The public sector equality duty (PSED) in section 149 of the Equality Act 2010 is therefore clearly engaged. The council must comply with its legal obligations and it can best do so by better controlling future applications for SEVs.
I disagree with the statement in the draft policy that “it is not considered likely that the equalities obligations are at risk as there is no perceivable risk of unequal access to the service between different equalities groups.” In addition to the duty described at Part 7 of the draft policy, there is also a duty to have due regard to the need to eliminate sexual harassment, which I believe should be expressly referred to in a revised policy. The policy should also refer to the legal duty to remove or minimise disadvantages facing women.

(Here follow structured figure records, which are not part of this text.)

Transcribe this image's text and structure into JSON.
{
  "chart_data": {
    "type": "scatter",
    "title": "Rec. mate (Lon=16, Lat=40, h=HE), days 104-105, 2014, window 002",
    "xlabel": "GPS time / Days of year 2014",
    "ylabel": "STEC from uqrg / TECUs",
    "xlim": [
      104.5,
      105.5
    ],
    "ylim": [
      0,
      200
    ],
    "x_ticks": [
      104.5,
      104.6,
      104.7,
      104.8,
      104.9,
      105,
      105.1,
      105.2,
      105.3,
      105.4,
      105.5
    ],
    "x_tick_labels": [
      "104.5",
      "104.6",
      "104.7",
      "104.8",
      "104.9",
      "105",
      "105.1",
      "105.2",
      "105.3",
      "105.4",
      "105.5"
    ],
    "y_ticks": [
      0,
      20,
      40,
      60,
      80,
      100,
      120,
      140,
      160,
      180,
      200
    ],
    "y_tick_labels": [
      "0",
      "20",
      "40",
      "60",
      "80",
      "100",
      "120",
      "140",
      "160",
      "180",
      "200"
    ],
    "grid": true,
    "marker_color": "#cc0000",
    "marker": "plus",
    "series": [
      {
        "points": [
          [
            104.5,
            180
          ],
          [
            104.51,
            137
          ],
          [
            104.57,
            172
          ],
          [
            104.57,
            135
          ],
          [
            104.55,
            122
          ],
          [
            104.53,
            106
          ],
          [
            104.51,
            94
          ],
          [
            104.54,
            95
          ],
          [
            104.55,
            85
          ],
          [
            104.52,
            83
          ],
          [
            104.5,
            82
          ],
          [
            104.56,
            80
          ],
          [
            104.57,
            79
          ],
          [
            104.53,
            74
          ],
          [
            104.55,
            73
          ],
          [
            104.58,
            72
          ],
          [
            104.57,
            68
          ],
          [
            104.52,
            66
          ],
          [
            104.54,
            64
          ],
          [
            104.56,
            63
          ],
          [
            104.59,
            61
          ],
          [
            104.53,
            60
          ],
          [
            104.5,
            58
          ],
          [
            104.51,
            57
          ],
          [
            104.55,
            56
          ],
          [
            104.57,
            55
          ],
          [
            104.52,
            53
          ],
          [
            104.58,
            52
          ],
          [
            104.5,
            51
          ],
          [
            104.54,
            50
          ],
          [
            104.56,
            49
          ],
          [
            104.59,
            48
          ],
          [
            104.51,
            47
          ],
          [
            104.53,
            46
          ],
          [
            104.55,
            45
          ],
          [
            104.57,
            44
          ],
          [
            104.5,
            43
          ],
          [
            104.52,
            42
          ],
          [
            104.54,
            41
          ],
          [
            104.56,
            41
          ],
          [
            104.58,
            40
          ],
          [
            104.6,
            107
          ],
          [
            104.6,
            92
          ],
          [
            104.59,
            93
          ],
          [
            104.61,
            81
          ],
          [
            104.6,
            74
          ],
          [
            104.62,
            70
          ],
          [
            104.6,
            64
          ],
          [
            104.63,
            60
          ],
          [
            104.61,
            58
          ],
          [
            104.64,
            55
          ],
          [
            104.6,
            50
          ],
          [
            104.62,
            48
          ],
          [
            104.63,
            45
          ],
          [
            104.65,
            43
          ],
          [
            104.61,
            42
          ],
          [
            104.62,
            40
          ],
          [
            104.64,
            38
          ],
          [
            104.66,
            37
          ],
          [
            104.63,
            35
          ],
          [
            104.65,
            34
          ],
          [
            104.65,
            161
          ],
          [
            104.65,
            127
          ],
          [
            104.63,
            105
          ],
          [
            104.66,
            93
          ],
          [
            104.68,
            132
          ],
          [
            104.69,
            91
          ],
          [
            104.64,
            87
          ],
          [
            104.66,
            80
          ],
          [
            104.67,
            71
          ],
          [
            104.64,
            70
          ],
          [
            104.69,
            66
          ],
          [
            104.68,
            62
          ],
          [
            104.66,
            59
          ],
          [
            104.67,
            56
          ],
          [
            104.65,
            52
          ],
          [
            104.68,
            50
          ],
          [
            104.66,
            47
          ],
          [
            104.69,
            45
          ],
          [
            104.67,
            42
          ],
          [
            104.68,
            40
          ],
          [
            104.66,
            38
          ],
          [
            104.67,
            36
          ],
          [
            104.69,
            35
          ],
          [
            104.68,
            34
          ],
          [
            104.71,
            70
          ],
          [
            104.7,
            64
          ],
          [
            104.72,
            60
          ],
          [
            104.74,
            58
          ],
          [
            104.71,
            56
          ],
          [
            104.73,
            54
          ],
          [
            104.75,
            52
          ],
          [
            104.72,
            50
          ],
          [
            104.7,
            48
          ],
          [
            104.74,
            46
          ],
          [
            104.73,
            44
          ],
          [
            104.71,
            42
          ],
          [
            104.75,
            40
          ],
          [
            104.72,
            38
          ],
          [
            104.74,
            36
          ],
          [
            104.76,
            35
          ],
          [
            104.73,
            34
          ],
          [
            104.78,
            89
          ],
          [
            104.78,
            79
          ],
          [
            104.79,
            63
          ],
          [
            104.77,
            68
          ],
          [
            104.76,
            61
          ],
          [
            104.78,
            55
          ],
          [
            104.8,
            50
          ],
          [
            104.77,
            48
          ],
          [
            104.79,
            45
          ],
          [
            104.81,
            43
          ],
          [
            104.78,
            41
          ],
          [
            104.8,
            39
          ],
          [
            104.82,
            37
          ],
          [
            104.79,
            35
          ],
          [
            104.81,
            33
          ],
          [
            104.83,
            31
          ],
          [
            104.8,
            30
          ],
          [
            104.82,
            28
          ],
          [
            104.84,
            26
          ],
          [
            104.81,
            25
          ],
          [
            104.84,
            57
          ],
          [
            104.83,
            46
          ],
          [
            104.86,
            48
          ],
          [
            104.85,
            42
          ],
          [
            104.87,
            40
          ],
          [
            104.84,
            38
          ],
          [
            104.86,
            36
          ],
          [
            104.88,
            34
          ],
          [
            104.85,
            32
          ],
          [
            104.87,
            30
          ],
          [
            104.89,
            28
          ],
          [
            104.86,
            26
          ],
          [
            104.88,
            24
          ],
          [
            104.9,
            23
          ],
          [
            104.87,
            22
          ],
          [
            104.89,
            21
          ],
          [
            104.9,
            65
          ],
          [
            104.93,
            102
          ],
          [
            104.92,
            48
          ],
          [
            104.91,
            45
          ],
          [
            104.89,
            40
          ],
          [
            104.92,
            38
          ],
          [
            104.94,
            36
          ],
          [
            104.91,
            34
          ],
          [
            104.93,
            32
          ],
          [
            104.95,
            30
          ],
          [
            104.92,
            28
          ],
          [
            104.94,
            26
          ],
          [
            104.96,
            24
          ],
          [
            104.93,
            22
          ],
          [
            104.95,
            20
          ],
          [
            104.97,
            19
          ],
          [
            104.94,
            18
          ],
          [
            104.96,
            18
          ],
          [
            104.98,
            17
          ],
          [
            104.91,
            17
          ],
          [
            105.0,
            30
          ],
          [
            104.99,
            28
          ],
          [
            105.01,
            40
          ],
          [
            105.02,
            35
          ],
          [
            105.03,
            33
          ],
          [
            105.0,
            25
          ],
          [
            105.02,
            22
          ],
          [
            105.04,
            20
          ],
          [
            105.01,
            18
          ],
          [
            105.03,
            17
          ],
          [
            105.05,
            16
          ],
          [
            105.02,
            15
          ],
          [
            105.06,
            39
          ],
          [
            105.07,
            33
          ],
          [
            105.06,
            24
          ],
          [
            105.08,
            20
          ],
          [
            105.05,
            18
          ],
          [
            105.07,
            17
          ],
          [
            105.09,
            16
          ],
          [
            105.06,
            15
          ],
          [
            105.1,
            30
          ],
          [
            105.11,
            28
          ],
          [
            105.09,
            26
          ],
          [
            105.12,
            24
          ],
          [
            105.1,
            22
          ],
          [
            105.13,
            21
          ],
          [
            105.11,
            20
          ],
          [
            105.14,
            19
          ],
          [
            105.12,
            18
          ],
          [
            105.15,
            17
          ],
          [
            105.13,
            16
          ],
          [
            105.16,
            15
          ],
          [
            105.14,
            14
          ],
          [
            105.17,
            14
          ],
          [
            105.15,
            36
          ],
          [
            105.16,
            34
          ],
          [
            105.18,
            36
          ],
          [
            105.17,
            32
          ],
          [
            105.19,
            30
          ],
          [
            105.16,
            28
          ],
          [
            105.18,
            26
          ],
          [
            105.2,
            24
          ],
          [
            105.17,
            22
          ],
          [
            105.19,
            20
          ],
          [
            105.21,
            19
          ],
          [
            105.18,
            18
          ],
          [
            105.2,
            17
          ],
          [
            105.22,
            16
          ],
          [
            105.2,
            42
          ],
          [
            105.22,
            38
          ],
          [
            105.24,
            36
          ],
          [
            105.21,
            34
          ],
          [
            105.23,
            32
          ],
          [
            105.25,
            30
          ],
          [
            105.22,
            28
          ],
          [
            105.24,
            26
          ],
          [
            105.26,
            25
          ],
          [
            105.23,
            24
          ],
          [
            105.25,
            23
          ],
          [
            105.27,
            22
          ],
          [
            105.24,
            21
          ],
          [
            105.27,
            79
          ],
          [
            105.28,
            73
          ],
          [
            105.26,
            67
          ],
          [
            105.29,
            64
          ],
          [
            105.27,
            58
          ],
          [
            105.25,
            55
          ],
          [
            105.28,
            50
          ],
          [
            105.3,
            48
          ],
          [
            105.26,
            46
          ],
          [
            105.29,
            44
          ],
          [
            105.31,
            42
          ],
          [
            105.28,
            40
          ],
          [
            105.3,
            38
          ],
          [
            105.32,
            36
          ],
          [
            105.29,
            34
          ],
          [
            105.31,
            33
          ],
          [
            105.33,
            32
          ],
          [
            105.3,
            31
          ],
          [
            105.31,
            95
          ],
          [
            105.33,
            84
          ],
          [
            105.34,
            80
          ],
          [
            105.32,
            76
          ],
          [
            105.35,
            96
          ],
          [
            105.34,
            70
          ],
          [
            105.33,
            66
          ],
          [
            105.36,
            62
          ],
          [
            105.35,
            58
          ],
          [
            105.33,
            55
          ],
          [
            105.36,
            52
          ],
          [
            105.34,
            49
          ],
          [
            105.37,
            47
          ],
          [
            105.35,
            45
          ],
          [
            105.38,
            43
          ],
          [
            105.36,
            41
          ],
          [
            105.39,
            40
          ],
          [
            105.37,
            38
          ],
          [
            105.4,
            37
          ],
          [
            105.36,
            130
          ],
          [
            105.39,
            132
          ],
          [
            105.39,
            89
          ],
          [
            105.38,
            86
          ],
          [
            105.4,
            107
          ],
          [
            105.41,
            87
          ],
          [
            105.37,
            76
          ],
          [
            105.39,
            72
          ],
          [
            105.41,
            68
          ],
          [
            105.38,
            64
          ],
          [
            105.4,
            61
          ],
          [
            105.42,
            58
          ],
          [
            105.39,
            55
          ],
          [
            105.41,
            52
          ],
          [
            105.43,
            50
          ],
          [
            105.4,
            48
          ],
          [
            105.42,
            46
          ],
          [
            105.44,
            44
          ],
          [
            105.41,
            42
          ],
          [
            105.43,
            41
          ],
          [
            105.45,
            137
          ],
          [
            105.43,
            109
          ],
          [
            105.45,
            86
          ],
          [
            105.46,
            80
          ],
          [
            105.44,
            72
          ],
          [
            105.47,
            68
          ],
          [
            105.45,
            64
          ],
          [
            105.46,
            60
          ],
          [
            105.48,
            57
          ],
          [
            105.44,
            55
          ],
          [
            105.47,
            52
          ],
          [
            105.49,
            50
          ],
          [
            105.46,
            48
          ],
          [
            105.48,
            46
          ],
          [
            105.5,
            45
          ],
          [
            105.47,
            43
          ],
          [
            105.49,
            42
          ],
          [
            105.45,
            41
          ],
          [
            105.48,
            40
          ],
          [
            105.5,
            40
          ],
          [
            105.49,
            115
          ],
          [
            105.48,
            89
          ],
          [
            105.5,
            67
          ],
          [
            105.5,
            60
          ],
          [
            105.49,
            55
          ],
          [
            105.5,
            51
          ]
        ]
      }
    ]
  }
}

As there are already 2 licensed SEVs in Sheffield, the effect of a policy of a maximum of 2 SEVs is that no new applications would be expected to be granted. In my view this is a realistic policy for the council to adopt in the present situation. A higher number would be unlikely to address the issues described above and a lower number would be a policy at odds with reality.
In the event that one of these two licenses ceases, it would then be appropriate to review this policy further and to consider whether it would be appropriate to reduce the number again
A maximum-number policy does not absolutely prohibit an SEV licence but it does create the presumption that a licence will be refused. It is open to an applicant to show why a licence should be granted, despite the policy. It would therefore be helpful for the revised policy to state explicitly that the PSED described above will be applied to any individual application as well as to the framing of this policy.
It is not clear why a Disclosure Scotland Certificate is required instead of a standard DBS check, given that the city is not in Scotland. If the assumption that a Disclosure Scotland Certificate is easier to obtain, that does not equate with the need to have proper checks on people who would be running such establishments.
In order to protect both dancers and customers, the standard conditions at Appendix A should include a term to the effect that “No person may provide relevant entertainment at the premises unless employed directly by the license holder under a written contract of employment.”
I trust these views are of assistance and will be taken into account in framing the policy.